The lignes dimension is written in short as three prime symbols ''' in a similar way to the double prime sign '' for an inch. For example 13''' means thirteen lignes, a common size for a man's wristwatch movement.
Lignes | Millimetres |
---|---|
10½ | 23·7 |
11 | 24·8 |
11½ | 25·9 |
12 | 27·1 |
12½ | 28·2 |
13 | 29·3 |
The standardized conversion for a ligne is 2.2558291 mm (1 mm = 0.443296 ligne), which is more easily remembered as 2·256 mm.

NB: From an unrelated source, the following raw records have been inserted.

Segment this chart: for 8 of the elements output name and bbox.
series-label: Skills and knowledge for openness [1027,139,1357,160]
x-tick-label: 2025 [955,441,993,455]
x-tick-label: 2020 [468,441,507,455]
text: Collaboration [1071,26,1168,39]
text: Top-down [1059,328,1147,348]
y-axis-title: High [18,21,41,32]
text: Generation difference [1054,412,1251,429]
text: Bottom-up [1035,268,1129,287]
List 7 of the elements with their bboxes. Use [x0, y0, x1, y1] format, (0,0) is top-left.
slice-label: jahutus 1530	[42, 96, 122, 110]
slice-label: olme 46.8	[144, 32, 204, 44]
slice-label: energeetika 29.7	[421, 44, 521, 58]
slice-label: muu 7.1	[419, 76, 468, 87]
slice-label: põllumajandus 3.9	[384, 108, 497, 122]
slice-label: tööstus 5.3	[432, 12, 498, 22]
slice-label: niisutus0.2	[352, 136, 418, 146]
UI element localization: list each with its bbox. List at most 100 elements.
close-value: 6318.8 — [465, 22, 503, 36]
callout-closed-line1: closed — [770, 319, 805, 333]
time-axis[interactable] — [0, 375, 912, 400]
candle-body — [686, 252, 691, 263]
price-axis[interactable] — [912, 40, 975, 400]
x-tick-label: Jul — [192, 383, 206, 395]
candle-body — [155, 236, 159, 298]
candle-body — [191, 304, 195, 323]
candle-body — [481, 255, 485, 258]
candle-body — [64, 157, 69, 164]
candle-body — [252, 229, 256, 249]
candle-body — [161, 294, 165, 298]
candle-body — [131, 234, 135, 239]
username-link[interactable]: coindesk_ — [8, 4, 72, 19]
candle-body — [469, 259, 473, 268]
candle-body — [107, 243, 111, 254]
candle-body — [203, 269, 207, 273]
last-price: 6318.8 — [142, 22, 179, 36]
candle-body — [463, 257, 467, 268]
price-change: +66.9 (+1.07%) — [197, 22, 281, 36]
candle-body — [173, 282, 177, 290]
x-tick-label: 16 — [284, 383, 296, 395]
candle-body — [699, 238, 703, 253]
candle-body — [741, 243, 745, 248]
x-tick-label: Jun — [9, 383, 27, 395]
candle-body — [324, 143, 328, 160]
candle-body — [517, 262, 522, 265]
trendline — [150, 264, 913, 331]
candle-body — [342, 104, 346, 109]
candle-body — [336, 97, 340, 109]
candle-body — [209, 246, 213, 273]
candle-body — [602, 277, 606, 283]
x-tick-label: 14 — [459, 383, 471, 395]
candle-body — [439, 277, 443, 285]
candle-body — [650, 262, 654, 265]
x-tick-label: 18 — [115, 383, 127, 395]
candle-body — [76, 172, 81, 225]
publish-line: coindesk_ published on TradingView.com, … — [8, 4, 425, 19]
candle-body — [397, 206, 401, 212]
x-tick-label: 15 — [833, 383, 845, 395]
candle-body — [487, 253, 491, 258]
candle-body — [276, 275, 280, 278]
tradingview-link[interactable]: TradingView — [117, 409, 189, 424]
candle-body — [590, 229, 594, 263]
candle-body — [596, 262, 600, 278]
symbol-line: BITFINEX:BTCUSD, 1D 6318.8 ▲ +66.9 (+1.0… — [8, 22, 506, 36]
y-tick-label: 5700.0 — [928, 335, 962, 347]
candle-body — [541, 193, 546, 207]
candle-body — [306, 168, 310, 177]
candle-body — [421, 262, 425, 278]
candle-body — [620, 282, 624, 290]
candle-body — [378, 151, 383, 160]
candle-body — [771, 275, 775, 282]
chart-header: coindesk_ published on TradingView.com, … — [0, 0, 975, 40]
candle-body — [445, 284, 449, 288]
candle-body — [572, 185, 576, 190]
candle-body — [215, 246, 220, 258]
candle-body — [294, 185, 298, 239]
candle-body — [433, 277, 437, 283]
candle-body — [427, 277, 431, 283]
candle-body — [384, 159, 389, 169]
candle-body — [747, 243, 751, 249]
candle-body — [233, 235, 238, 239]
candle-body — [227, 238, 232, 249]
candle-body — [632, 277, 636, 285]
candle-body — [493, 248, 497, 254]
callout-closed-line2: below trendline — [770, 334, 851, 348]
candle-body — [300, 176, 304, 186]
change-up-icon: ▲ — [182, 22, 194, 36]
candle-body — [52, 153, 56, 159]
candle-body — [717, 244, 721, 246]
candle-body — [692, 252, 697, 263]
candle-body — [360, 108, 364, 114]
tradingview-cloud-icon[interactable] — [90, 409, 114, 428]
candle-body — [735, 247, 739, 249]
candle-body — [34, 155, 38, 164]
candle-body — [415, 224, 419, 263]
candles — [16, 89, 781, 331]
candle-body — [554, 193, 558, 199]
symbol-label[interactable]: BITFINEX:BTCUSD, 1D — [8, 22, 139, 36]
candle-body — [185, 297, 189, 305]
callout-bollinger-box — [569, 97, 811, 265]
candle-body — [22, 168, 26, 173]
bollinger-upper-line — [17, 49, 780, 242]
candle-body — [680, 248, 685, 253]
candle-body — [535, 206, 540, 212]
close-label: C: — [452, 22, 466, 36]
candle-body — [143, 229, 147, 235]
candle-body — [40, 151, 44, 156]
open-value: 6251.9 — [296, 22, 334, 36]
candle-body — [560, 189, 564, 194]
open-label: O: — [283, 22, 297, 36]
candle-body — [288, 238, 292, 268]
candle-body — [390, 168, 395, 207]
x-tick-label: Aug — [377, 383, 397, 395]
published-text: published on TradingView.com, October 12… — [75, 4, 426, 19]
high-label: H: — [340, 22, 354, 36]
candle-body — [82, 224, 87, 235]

Watches were made in sizes from 2½ lignes, a very small ladies' baguette movement, to 20 lignes or more for pocket watches. The ligne size is often not an exact measurement, it is more of a general classification of size, so don't expect a 13''' movement to measure exactly 29·3mm.
Note that the measurement of diameter must be made just below the flange on the bottom plate that holds the movement in the case.
Swiss made men's trench wristwatches from World War One often have a 13 ligne movement, such as a Longines 13.34, and a case size of about 35mm diameter excluding the lugs and crown. This is a nice size even today when the fashion is for larger watches. The case is about 5½ mm larger than the movement.
References such as the Bestfit Catalogue list movements grouped into half lignes, or occasionally quarter lignes. The calculator below returns the ligne size to half a ligne, e.g. 12½ or 13 ligne. The quarter ligne sizes are usually very few for men's size watches and are tacked on to the end of the half ligne sections, for a small watch movement you might need the quarter size.